2.Line 161-164 does not belong/make any sense.
3.there does not seem to be clear flow/order to which the authors state therapies and signaling pathways often. See line 168
4. sentences like this comes out of nowhere. HPV-positive HNSCC is on the rise [29]. Line 185.
5. Lines 383-387 -irrelevant.
6.Line 443-455-irrelevant.
Author Response
Thank you for your words of encouragement such as being well written and well articulated. I understand that this is a long review as this is a topic that needs to be covered through to this audience. HIV-HTLV coinfection is the topic of the special issue. We have divided the sections into parts that start with the coinfection (presence of both viruses) and then separated the two viruses in sections regarding interactions with DCs. We did shorten the background considerably and move the literature about each virus into their respective sections. The references to geographical regions have been removed. Life 161-164 was removed. I addressed the flow and order of therapies and signaling pathways. I have reworded Line 185. Lines 383-387 were considered and re-stated. Prof. Dr. Jain has rearranged and reworded the section that included Line 443-455. Thanks again for your thorough review!
Round 2
Reviewer 1 Report
The authors have done an excellent job in revising their first manuscript, and they have addressed all the weaknesses that were highlighted in the first round of review.

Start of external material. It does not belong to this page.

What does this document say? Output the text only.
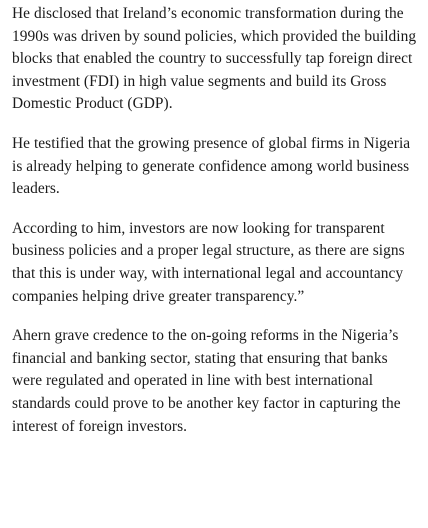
He disclosed that Ireland’s economic transformation during the 1990s was driven by sound policies, which provided the building blocks that enabled the country to successfully tap foreign direct investment (FDI) in high value segments and build its Gross Domestic Product (GDP).

He testified that the growing presence of global firms in Nigeria is already helping to generate confidence among world business leaders.

According to him, investors are now looking for transparent business policies and a proper legal structure, as there are signs that this is under way, with international legal and accountancy companies helping drive greater transparency.”

Ahern grave credence to the on-going reforms in the Nigeria’s financial and banking sector, stating that ensuring that banks were regulated and operated in line with best international standards could prove to be another key factor in capturing the interest of foreign investors.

The only minor issue remaining is the one pertaining to the title of section discussing malignancies in HIV-1 infection. The reason we suggested revising the title is simply that the words “cancer” and “malignancy” are essentially synonymous. Therefore, the title “Cancer malignancies in HIV-1” contains two words with similar meaning, and it is redundant. It is recommended to change the title and use only one of the two words.
Everything else looks great.
Author Response
Point: The only minor issue remaining is the one pertaining to the title of section discussing malignancies in HIV-1 infection. The reason we suggested revising the title is simply that the words “cancer” and “malignancy” are essentially synonymous. Therefore, the title “Cancer malignancies in HIV-1” contains two words with similar meaning, and it is redundant. It is recommended to change the title and use only one of the two words.
Response: Thank you for clarifying this point. The section title was altered to "Cancer in HIV-1."